Almost half of Americans of voting age have contacted a member of Congress in the past five years, many using the Internet, according to the Congressional Management Foundation.
The majority, however, did not believe Congress was interested in what they had to say.
So an “ineffective circle of mistrust” has evolved as Congressional staffers question whether constituents are informed about the issues they are writing about, and doubt that mass e-mail campaigns include messages from real people.
The foundation, a nonprofit, nonpartisan organization, recently released two documents, one that details how the Internet is changing citizen involvement, and the other making recommendations for improving the dialogue between citizens and members of Congress.
The foundation commissioned a polling firm to conduct a telephone survey of 1,000 adult Americans and an online survey from a panel of 9,500 people to learn about expectations and experience in interacting with members of Congress.
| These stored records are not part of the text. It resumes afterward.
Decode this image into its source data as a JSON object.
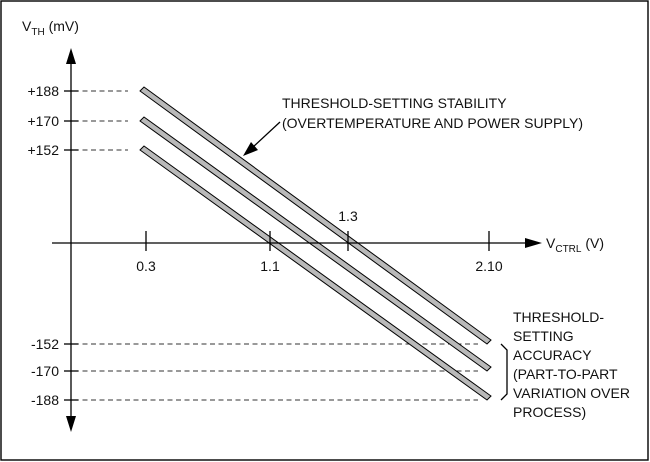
{
  "y_axis": {
    "label_main": "V",
    "label_sub": "TH",
    "label_unit": " (mV)",
    "ticks": [
      "+188",
      "+170",
      "+152",
      "-152",
      "-170",
      "-188"
    ]
  },
  "x_axis": {
    "label_main": "V",
    "label_sub": "CTRL",
    "label_unit": " (V)",
    "ticks_below": [
      "0.3",
      "1.1",
      "2.10"
    ],
    "tick_above": "1.3"
  },
  "annotations": {
    "stability": [
      "THRESHOLD-SETTING STABILITY",
      "(OVERTEMPERATURE AND POWER SUPPLY)"
    ],
    "accuracy": [
      "THRESHOLD-",
      "SETTING",
      "ACCURACY",
      "(PART-TO-PART",
      "VARIATION OVER",
      "PROCESS)"
    ]
  },
  "colors": {
    "band_fill": "#b9b9b9",
    "stroke": "#000000"
  }
}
The research found that Internet users, while wanting to feel engaged, generally felt disconnected from Congress.
Those who contacted members of Congress said they had been motivated to do so because they cared about an issue, even if a request to make contact had been made by a third party.
The culmination of the foundation’s nine-year project on communicating with Congress will be a report, now available for public comment in the draft stage.
It says individual communication is more persuasive than “identical-form” communications from grassroots advocacy campaigns, and recommends that constituents be adequately prepared when making calls to congressional offices.
The report also recommends technological refinements to the way in which congressional offices receive and view messages from citizens.
“The new model would allow offices to manage the volume without losing the meaning of the campaign or the sense of involvement of the individual constituent behind each message,” the draft report says.